22nd Sunday in Ordinary Time  

            From an unknown source comes an article titled, “How To Be Miserable.” It says, “Think about yourself. Talk about yourself.” Use ‘I’ as often as possible. Mirror yourself continually in the opinion of others. Listen greedily to what people say about you. Expect to be appreciated and recognized. Be suspicious. Be jealous and envious. Be sensitive to slights. Never forgive a criticism. Trust nobody but yourself. Insist on consideration and respect. Demand agreement with your own views on everything. Sulk if people are not grateful to you for favors shown to them. Never forget a service you have rendered. Shirk your duties if you can. Do as little as possible for others.

            So, if you want to be miserable, think about yourself, talk about yourself. In other words, if you want to be miserable, be self-centered. But if you want to be happy, deny yourself and be other-oriented. This has a solid foundation on the teachings of the Lord. Jesus says in today’s gospel passage: “Whoever wishes to come after me must deny himself, take up his cross, and follow me.”

            Following Jesus demands, according to Harold Buetow, an “ascent of one’s soul into higher realms.” And this ascent begins with denying one’s very self. Because now our life has a new meaning and a higher purpose, we must say NO to self and YES to God.  The highest point of our ascent arrives when we take up our crosses, whatever they may be, out of the joy that follows upon love. Remember that, at the time Jesus spoke these words, the cross was the symbol of ultimate degradation.

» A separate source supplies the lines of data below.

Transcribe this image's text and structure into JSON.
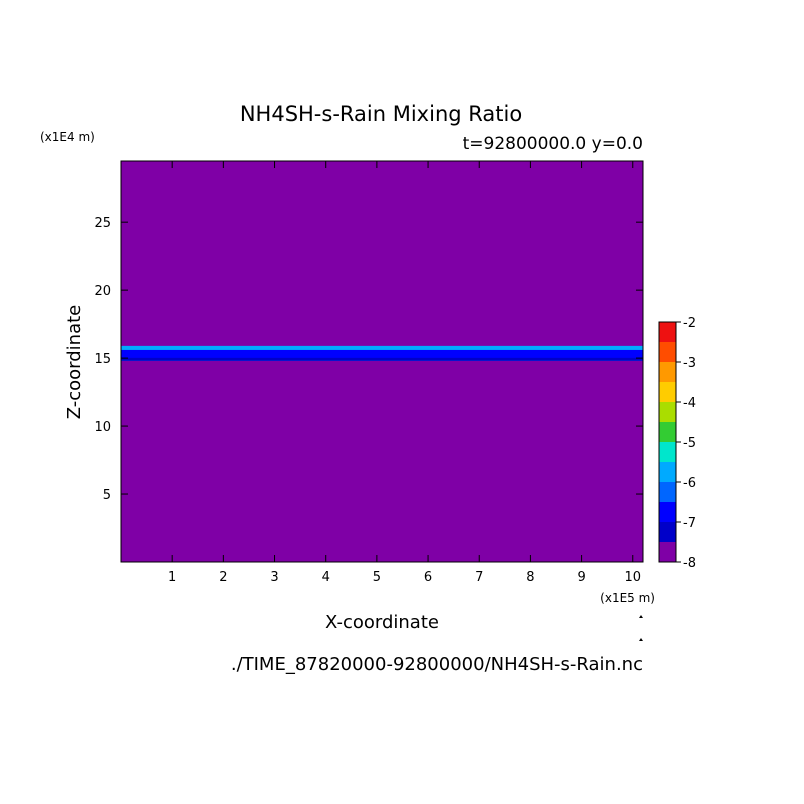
{
  "chart_data": {
    "type": "heatmap",
    "title": "NH4SH-s-Rain Mixing Ratio",
    "subtitle": "t=92800000.0 y=0.0",
    "xlabel": "X-coordinate",
    "ylabel": "Z-coordinate",
    "x_unit": "(x1E5 m)",
    "y_unit": "(x1E4 m)",
    "xlim": [
      0,
      10.2
    ],
    "ylim": [
      0,
      29.5
    ],
    "x_ticks": [
      1,
      2,
      3,
      4,
      5,
      6,
      7,
      8,
      9,
      10
    ],
    "y_ticks": [
      5,
      10,
      15,
      20,
      25
    ],
    "background_level": -8,
    "layer": {
      "z_bottom": 14.8,
      "z_top": 15.9,
      "level_low": -7,
      "level_high": -6,
      "inner_band_z": [
        15.0,
        15.6
      ]
    },
    "colorbar": {
      "levels": [
        -8,
        -7.5,
        -7,
        -6.5,
        -6,
        -5.5,
        -5,
        -4.5,
        -4,
        -3.5,
        -3,
        -2.5,
        -2
      ],
      "tick_labels": [
        "-2",
        "-3",
        "-4",
        "-5",
        "-6",
        "-7",
        "-8"
      ],
      "tick_values": [
        -2,
        -3,
        -4,
        -5,
        -6,
        -7,
        -8
      ],
      "colors": [
        "#7f00a6",
        "#0000c9",
        "#0000ff",
        "#0066ff",
        "#00aaff",
        "#00e6cc",
        "#33cc33",
        "#aadd00",
        "#ffcc00",
        "#ff9900",
        "#ff4d00",
        "#ee1111",
        "#ffaaaa"
      ]
    },
    "file_label": "./TIME_87820000-92800000/NH4SH-s-Rain.nc"
  }
}
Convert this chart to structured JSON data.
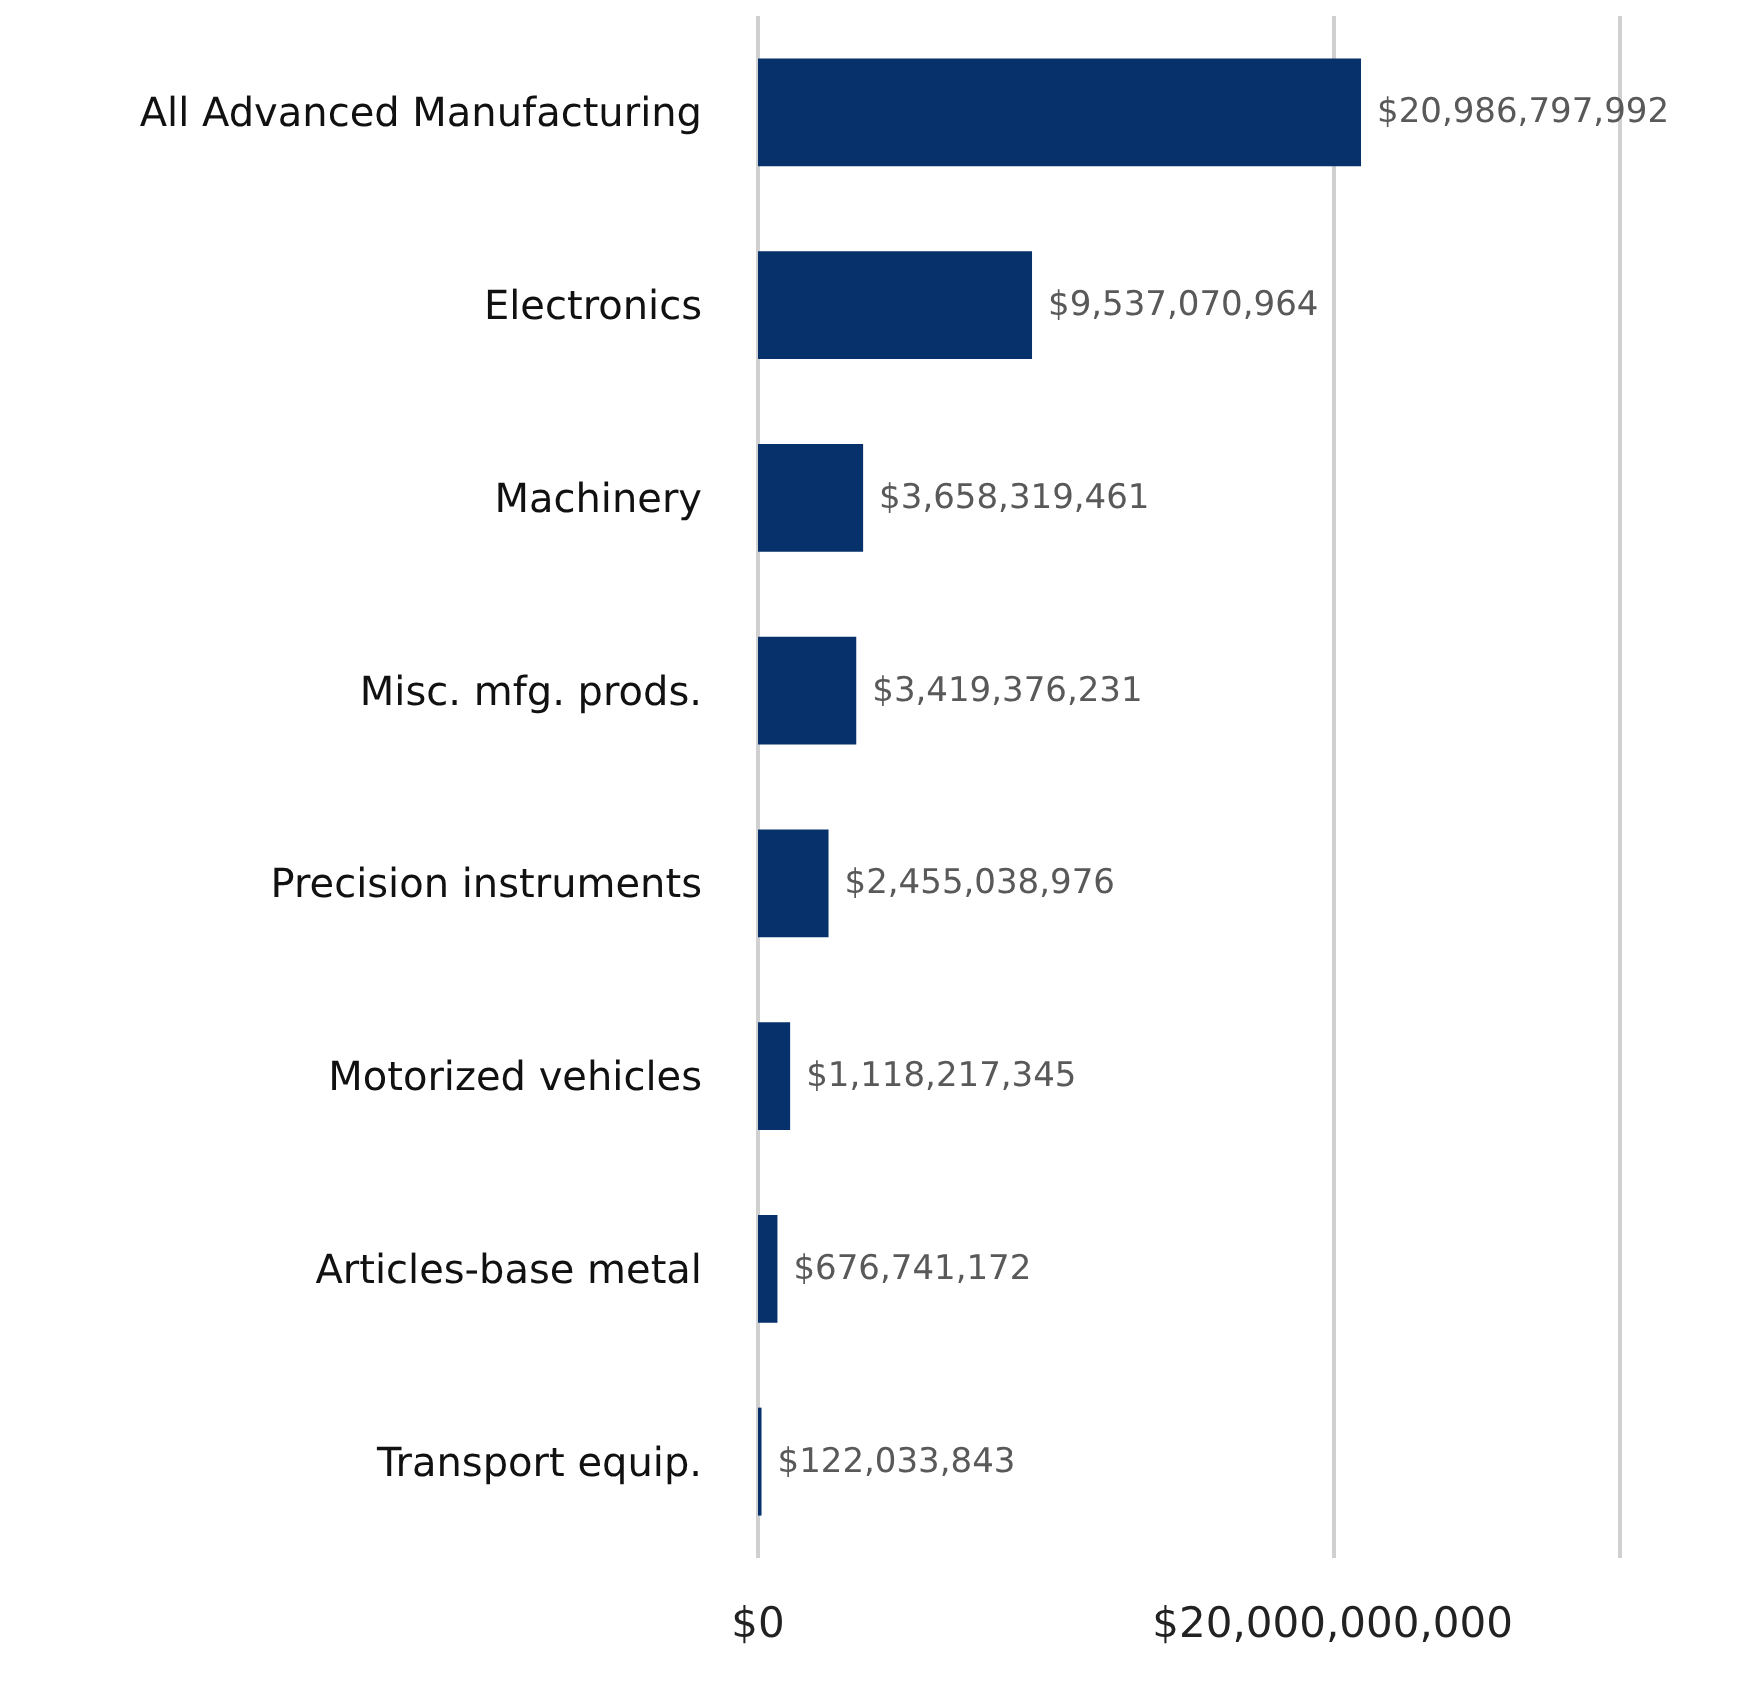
{
  "chart_data": {
    "type": "bar",
    "orientation": "horizontal",
    "categories": [
      "All Advanced Manufacturing",
      "Electronics",
      "Machinery",
      "Misc. mfg. prods.",
      "Precision instruments",
      "Motorized vehicles",
      "Articles-base metal",
      "Transport equip."
    ],
    "values": [
      20986797992,
      9537070964,
      3658319461,
      3419376231,
      2455038976,
      1118217345,
      676741172,
      122033843
    ],
    "value_labels": [
      "$20,986,797,992",
      "$9,537,070,964",
      "$3,658,319,461",
      "$3,419,376,231",
      "$2,455,038,976",
      "$1,118,217,345",
      "$676,741,172",
      "$122,033,843"
    ],
    "color": "#06316b",
    "xlim": [
      0,
      30000000000
    ],
    "xticks": [
      {
        "value": 0,
        "label": "$0"
      },
      {
        "value": 20000000000,
        "label": "$20,000,000,000"
      }
    ],
    "grid": "x"
  }
}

            Then Jesus tells us something that is not simply good Christianity, but good psychology as well: “Whoever wishes to save his life will lose it, but whoever loses his life for my sake will find it.” There is a difference between existing and living. The path to worldliness, and to spiritual destruction – which means just existing – begins with small steps: “I want this…I need that…I must get something for myself…I deserve everything…” “What’s in it for me? What can satisfy my needs? Who can make me happy? “I am too busy…I am too tired…I am not ready for anything serious.”

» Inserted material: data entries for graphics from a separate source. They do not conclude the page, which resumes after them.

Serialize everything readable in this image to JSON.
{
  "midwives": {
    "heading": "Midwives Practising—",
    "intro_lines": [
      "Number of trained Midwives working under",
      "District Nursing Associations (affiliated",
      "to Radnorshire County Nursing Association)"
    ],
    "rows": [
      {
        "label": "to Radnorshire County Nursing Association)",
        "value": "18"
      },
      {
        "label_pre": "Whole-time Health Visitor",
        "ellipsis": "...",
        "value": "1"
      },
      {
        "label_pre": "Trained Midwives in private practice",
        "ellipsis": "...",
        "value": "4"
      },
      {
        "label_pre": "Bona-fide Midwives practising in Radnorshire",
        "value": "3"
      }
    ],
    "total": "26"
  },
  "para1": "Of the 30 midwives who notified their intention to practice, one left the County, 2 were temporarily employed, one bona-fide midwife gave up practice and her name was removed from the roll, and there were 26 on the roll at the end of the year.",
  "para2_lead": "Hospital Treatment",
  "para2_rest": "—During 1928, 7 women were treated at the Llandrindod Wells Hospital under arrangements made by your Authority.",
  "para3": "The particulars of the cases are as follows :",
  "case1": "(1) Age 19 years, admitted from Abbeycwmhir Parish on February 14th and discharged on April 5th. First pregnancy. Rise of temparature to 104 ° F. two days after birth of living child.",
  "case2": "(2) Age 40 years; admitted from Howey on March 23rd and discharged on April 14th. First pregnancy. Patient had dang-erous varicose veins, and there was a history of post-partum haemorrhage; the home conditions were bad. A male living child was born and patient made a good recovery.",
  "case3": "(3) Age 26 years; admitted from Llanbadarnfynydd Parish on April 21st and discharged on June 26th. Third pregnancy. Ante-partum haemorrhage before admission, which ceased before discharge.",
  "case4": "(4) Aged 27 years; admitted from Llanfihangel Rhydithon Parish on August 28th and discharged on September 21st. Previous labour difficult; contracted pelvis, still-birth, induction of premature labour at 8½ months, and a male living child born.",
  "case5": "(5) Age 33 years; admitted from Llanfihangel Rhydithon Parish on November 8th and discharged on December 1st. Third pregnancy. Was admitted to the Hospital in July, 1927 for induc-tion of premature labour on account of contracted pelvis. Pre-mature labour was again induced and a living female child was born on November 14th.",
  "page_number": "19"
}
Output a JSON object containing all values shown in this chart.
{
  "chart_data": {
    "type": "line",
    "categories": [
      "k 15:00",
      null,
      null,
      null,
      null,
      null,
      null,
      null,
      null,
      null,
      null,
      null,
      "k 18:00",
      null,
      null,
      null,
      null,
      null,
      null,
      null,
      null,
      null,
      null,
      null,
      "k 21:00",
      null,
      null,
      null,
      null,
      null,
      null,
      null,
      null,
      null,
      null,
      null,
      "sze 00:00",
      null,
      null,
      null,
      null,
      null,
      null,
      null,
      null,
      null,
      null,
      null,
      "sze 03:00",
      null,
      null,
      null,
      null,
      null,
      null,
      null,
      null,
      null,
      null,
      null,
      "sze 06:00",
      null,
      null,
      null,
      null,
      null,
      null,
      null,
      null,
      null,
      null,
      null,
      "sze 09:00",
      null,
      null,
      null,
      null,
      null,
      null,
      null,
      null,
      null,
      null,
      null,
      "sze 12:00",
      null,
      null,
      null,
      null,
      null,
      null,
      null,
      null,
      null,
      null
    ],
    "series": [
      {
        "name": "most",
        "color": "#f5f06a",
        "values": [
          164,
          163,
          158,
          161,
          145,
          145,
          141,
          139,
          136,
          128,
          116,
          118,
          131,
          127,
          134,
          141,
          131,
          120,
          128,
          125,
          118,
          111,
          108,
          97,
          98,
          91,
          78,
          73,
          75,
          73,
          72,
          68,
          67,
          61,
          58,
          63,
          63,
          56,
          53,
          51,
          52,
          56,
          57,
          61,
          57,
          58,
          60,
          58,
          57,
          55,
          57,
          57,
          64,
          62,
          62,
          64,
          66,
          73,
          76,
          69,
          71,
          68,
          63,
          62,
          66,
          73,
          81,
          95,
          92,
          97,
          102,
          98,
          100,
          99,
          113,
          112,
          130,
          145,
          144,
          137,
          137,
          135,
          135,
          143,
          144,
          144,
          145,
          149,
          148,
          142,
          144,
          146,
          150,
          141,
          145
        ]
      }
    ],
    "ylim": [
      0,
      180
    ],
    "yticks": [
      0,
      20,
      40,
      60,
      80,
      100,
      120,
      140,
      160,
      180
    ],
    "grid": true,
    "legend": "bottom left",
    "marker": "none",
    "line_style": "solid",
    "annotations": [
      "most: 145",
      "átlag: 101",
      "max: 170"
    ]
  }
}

             Someone once bitterly wrote on the tombstone of another: “He was born a person and died a businessman.” If we substitute ‘human’ for our own title or position – doctor, lawyer, manager, owner, worker – we might ask ourselves whether we have spent so much time on unimportant things that we have become less a person, less human. In other words, we have to find out whether somewhere along the line we have lost ourselves.

            It has been reported that due to this pandemic, mental health problem has become as big as this crisis. Many people are going through depression, and the cases of suicide are alarmingly increasing. So, let us talk about mental health…I believe I am not oversimplifying if I say this: The mentally healthiest are those who have never stopped finding ways to lose themselves in other people – in caring for and serving them – for Christ’s sake. At the same time, we must balance this out with other parts of the Scriptures, where Jesus advises us to exercise our responsibilities. For example, to pay off our debts, to take care of our family, and to help make this world a better place to live in.

            It is a question of balance, as Jesus illustrates in his next momentous questions: What profit would there be for you to gain the whole world and forfeit your life? Or what can you give in exchange for your life? There are people who strive “to gain the whole world” at the expense of the most important things in life. In light of today’s gospel reading, the Lord is asking us: “Where do you put your values in life?”

            Choosing a life of faith and the salvation of our souls requires that we let go of many things in this world. Even if God were to bless us with much in this world, we must strive to live in such a way that we are ready and willing to “give it up” if it were beneficial to our eternal salvation, or the salvation of others. This is, indeed, hard. It demands a deep, personal, intimate relationship with God. It requires that we are convinced, on the deepest level, that the pursuit of holiness is more important than anything else.

            “What profit is there for one to gain the whole world and forfeit his life?” Tanong ‘yan ng Panginoon sa bawat isa sa atin! Ano ang sagot mo? Do not hesitate to make God and his abundant mercy the central focus of your life.